For a side-by-side comparison of reasoning vs. non-reasoning models, check our reasoning model rankings and non-reasoning rankings.

Beyond text: vision, embedding, and fine-tuning costs

Token pricing for text generation is just one piece of the cost puzzle. If you're building production AI applications, you'll likely encounter these adjacent costs too.

Vision / image input pricing

Multimodal models can process images as input. How they charge varies by provider:

Claude and Gemini charge image inputs at the same per-token rate as text.

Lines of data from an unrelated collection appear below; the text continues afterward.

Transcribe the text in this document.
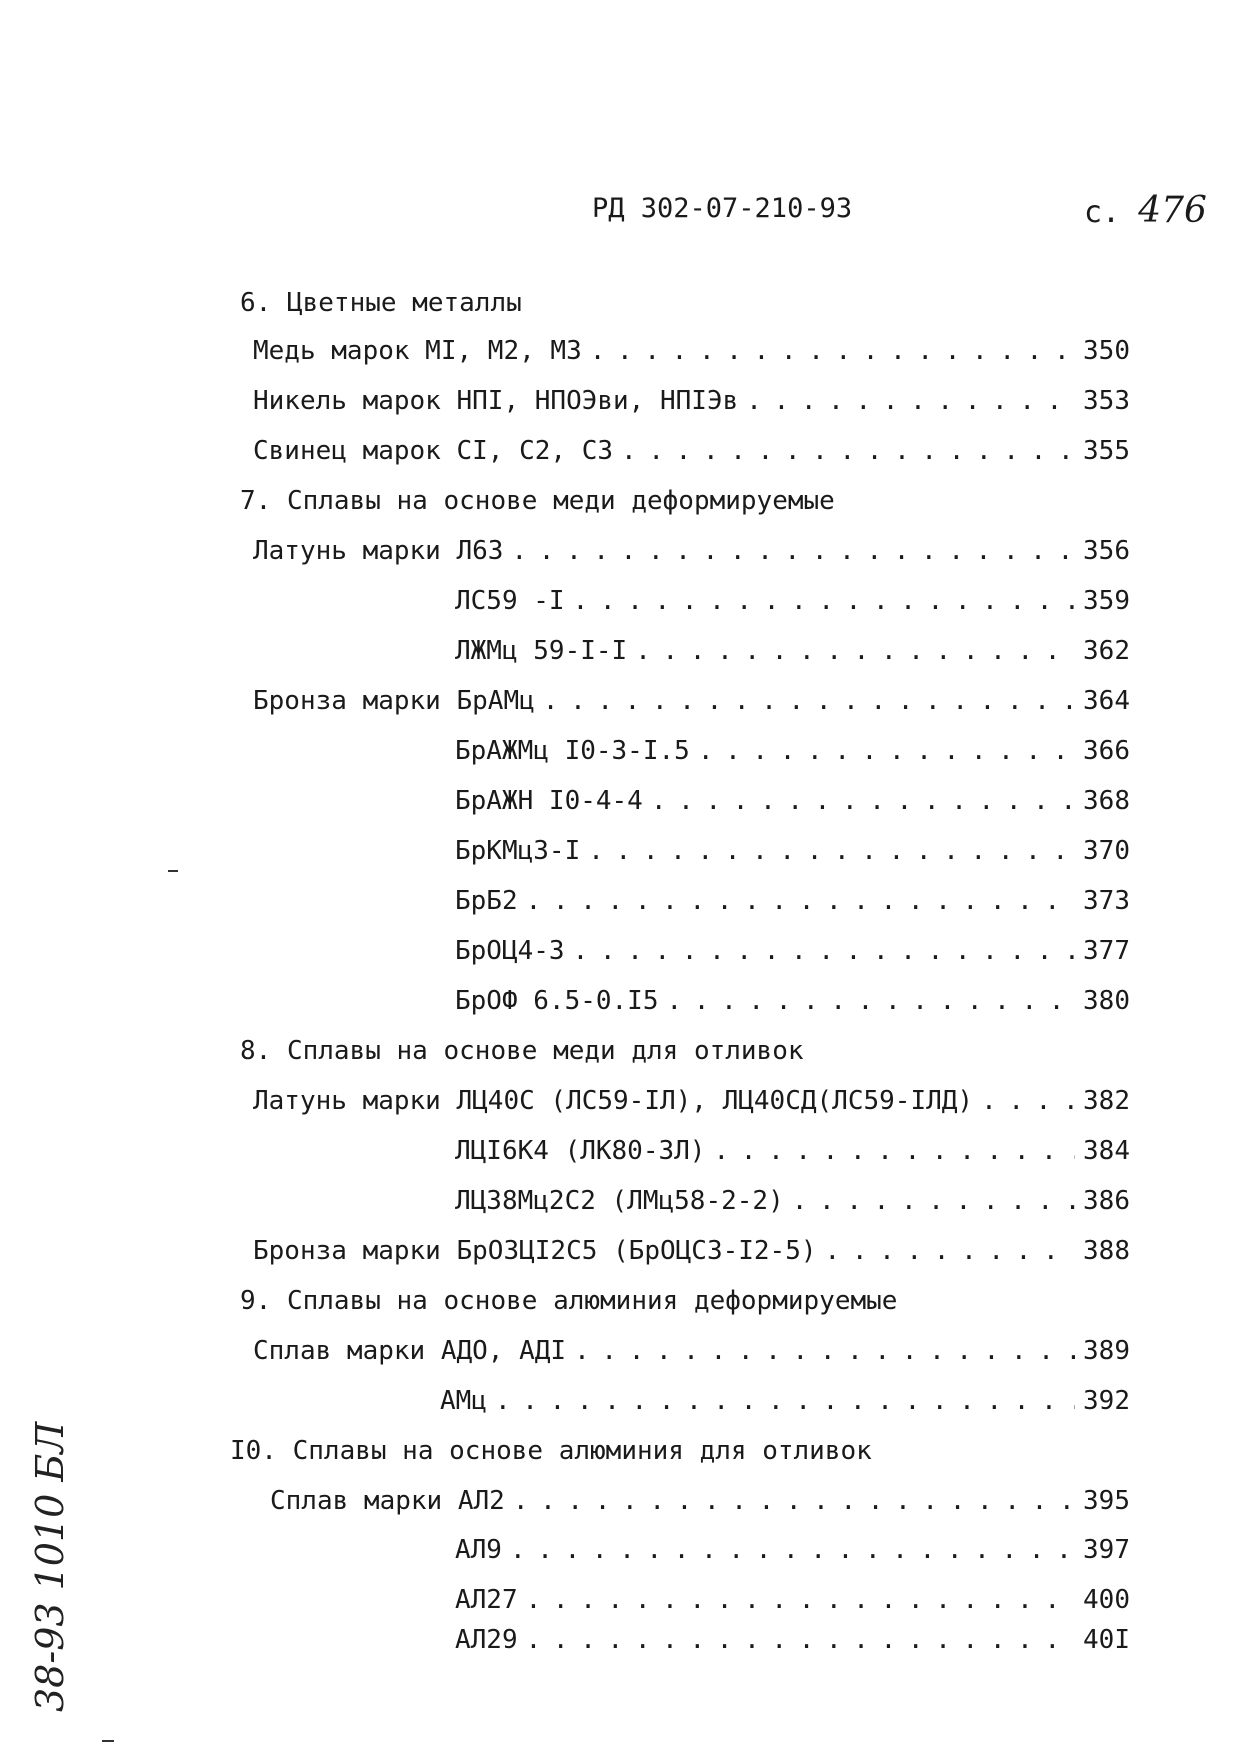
РД 302-07-210-93	с. 476
6. Цветные металлы
Медь марок МI, М2, М3 . . .	350
Никель марок НПI, НПОЭви, НПIЭв . . .	353
Свинец марок СI, С2, С3 . . .	355
7. Сплавы на основе меди деформируемые
Латунь марки Л63 . . .	356
ЛС59 -I . . .	359
ЛЖМц 59-I-I . . .	362
Бронза марки БрАМц . . .	364
БрАЖМц I0-3-I.5 . . .	366
БрАЖН I0-4-4 . . .	368
БрКМц3-I . . .	370
БрБ2 . . .	373
БрОЦ4-3 . . .	377
БрОФ 6.5-0.I5 . . .	380
8. Сплавы на основе меди для отливок
Латунь марки ЛЦ40С (ЛС59-IЛ), ЛЦ40СД(ЛС59-IЛД) . . .	382
ЛЦI6К4 (ЛК80-3Л) . . .	384
ЛЦ38Мц2С2 (ЛМц58-2-2) . . .	386
Бронза марки БрО3ЦI2С5 (БрОЦС3-I2-5) . . .	388
9. Сплавы на основе алюминия деформируемые
Сплав марки АДО, АДI . . .	389
АМц . . .	392
I0. Сплавы на основе алюминия для отливок
Сплав марки АЛ2 . . .	395
АЛ9 . . .	397
АЛ27 . . .	400
АЛ29 . . .	40I
38-93 1010 БЛ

Images are converted to tokens — roughly 1,334 tokens per 1000×1000px image for Claude, ~258 tokens per image for Gemini. This makes vision relatively cheap on these platforms.
OpenAI uses dedicated image model variants (like GPT-5 Image) with higher per-token rates — typically 4-8x the text input price.

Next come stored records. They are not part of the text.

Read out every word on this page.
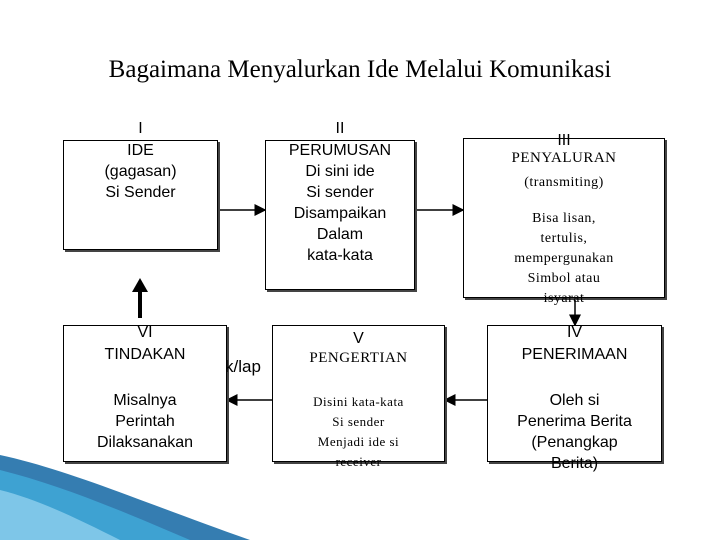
Bagaimana Menyalurkan Ide Melalui Komunikasi
I
IDE
(gagasan)
Si Sender
II
PERUMUSAN
Di sini ide
Si sender
Disampaikan
Dalam
kata-kata
III
PENYALURAN
(transmiting)
Bisa lisan,
tertulis,
mempergunakan
Simbol atau
isyarat
IV
PENERIMAAN
Oleh si
Penerima Berita
(Penangkap
Berita)
V
PENGERTIAN
Disini kata-kata
Si sender
Menjadi ide si
receiver
VI
TINDAKAN
Misalnya
Perintah
Dilaksanakan
k/lap
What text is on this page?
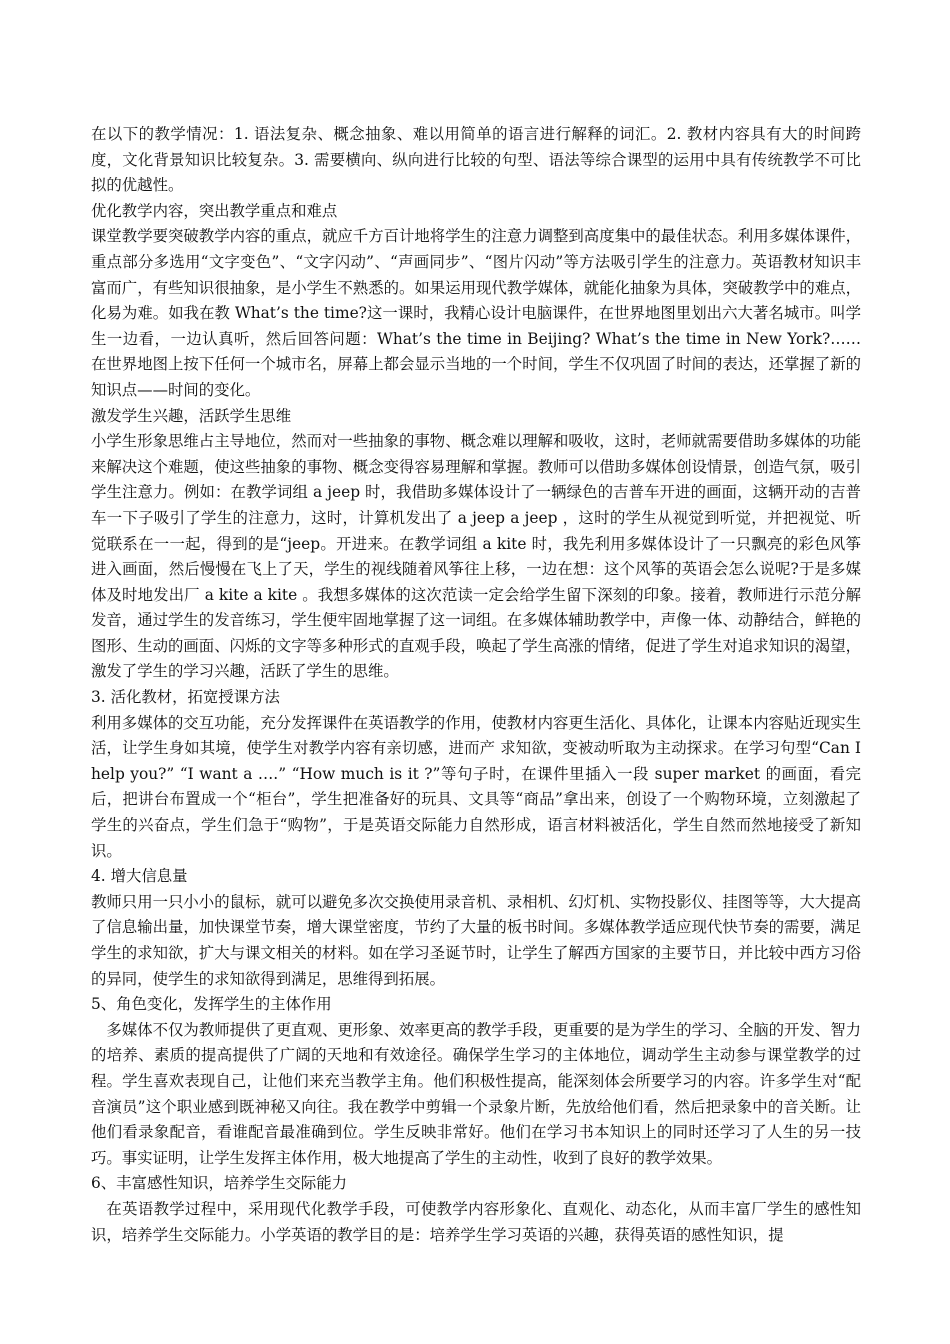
在以下的教学情况：1. 语法复杂、概念抽象、难以用简单的语言进行解释的词汇。2. 教材内容具有大的时间跨度，文化背景知识比较复杂。3. 需要横向、纵向进行比较的句型、语法等综合课型的运用中具有传统教学不可比拟的优越性。

优化教学内容，突出教学重点和难点

课堂教学要突破教学内容的重点，就应千方百计地将学生的注意力调整到高度集中的最佳状态。利用多媒体课件，重点部分多选用“文字变色”、“文字闪动”、“声画同步”、“图片闪动”等方法吸引学生的注意力。英语教材知识丰富而广，有些知识很抽象，是小学生不熟悉的。如果运用现代教学媒体，就能化抽象为具体，突破教学中的难点，化易为难。如我在教 What’s the time?这一课时，我精心设计电脑课件，在世界地图里划出六大著名城市。叫学生一边看，一边认真听，然后回答问题：What’s the time in Beijing? What’s the time in New York?……在世界地图上按下任何一个城市名，屏幕上都会显示当地的一个时间，学生不仅巩固了时间的表达，还掌握了新的知识点——时间的变化。

激发学生兴趣，活跃学生思维

小学生形象思维占主导地位，然而对一些抽象的事物、概念难以理解和吸收，这时，老师就需要借助多媒体的功能来解决这个难题，使这些抽象的事物、概念变得容易理解和掌握。教师可以借助多媒体创设情景，创造气氛，吸引学生注意力。例如：在教学词组 a jeep 时，我借助多媒体设计了一辆绿色的吉普车开进的画面，这辆开动的吉普车一下子吸引了学生的注意力，这时，计算机发出了 a jeep a jeep ，这时的学生从视觉到听觉，并把视觉、听觉联系在一一起，得到的是“jeep。开进来。在教学词组 a kite 时，我先利用多媒体设计了一只飘亮的彩色风筝进入画面，然后慢慢在飞上了天，学生的视线随着风筝往上移，一边在想：这个风筝的英语会怎么说呢?于是多媒体及时地发出厂 a kite a kite 。我想多媒体的这次范读一定会给学生留下深刻的印象。接着，教师进行示范分解发音，通过学生的发音练习，学生便牢固地掌握了这一词组。在多媒体辅助教学中，声像一体、动静结合，鲜艳的图形、生动的画面、闪烁的文字等多种形式的直观手段，唤起了学生高涨的情绪，促进了学生对追求知识的渴望，激发了学生的学习兴趣，活跃了学生的思维。

3. 活化教材，拓宽授课方法

利用多媒体的交互功能，充分发挥课件在英语教学的作用，使教材内容更生活化、具体化，让课本内容贴近现实生活，让学生身如其境，使学生对教学内容有亲切感，进而产 求知欲，变被动听取为主动探求。在学习句型“Can I help you?” “I want a ….” “How much is it ?”等句子时，在课件里插入一段 super market 的画面，看完后，把讲台布置成一个“柜台”，学生把准备好的玩具、文具等“商品”拿出来，创设了一个购物环境，立刻激起了学生的兴奋点，学生们急于“购物”，于是英语交际能力自然形成，语言材料被活化，学生自然而然地接受了新知识。

4. 增大信息量

教师只用一只小小的鼠标，就可以避免多次交换使用录音机、录相机、幻灯机、实物投影仪、挂图等等，大大提高了信息输出量，加快课堂节奏，增大课堂密度，节约了大量的板书时间。多媒体教学适应现代快节奏的需要，满足学生的求知欲，扩大与课文相关的材料。如在学习圣诞节时，让学生了解西方国家的主要节日，并比较中西方习俗的异同，使学生的求知欲得到满足，思维得到拓展。

5、角色变化，发挥学生的主体作用

多媒体不仅为教师提供了更直观、更形象、效率更高的教学手段，更重要的是为学生的学习、全脑的开发、智力的培养、素质的提高提供了广阔的天地和有效途径。确保学生学习的主体地位，调动学生主动参与课堂教学的过程。学生喜欢表现自己，让他们来充当教学主角。他们积极性提高，能深刻体会所要学习的内容。许多学生对“配音演员”这个职业感到既神秘又向往。我在教学中剪辑一个录象片断，先放给他们看，然后把录象中的音关断。让他们看录象配音，看谁配音最准确到位。学生反映非常好。他们在学习书本知识上的同时还学习了人生的另一技巧。事实证明，让学生发挥主体作用，极大地提高了学生的主动性，收到了良好的教学效果。

6、丰富感性知识，培养学生交际能力

在英语教学过程中，采用现代化教学手段，可使教学内容形象化、直观化、动态化，从而丰富厂学生的感性知识，培养学生交际能力。小学英语的教学目的是：培养学生学习英语的兴趣，获得英语的感性知识，提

Bottom line: If vision is a core part of your pipeline, Claude and Gemini are significantly cheaper for image processing. For occasional image analysis, the cost difference is negligible.

Embedding model pricing

Embeddings power search, RAG pipelines, and similarity matching. They're dramatically cheaper than text generation — typically $0.02-$0.20 per million tokens:

Model	$/M tokens
OpenAI text-embedding-3-small	$0.02
Voyage AI voyage-4-lite	$0.02
Voyage AI voyage-4	$0.06
OpenAI text-embedding-3-large	$0.13
Google Gemini Embedding 001	$0.15

Embedding costs are usually a rounding error compared to generation costs. For a RAG application doing 10,000 queries/day with 500 tokens per query, embedding costs would be ~$0.30/month with text-embedding-3-small. The generation step is where the real cost lives.

Fine-tuning costs

Fine-tuning lets you customize a model on your own data. It has two cost components:

Training cost: Charged per million tokens in your training dataset × number of epochs. OpenAI charges $3-$25/M tokens depending on the model (GPT-4o mini: $3/M, GPT-4o: $25/M).
Inference cost: Fine-tuned models typically cost 1.5-2x the base model's inference price.

Fine-tuning makes economic sense when it lets you use a smaller, cheaper model to achieve the quality of a larger one — or when you need specialized behavior that no amount of prompting can achieve. For most use cases, prompt engineering and few-shot examples are more cost-effective.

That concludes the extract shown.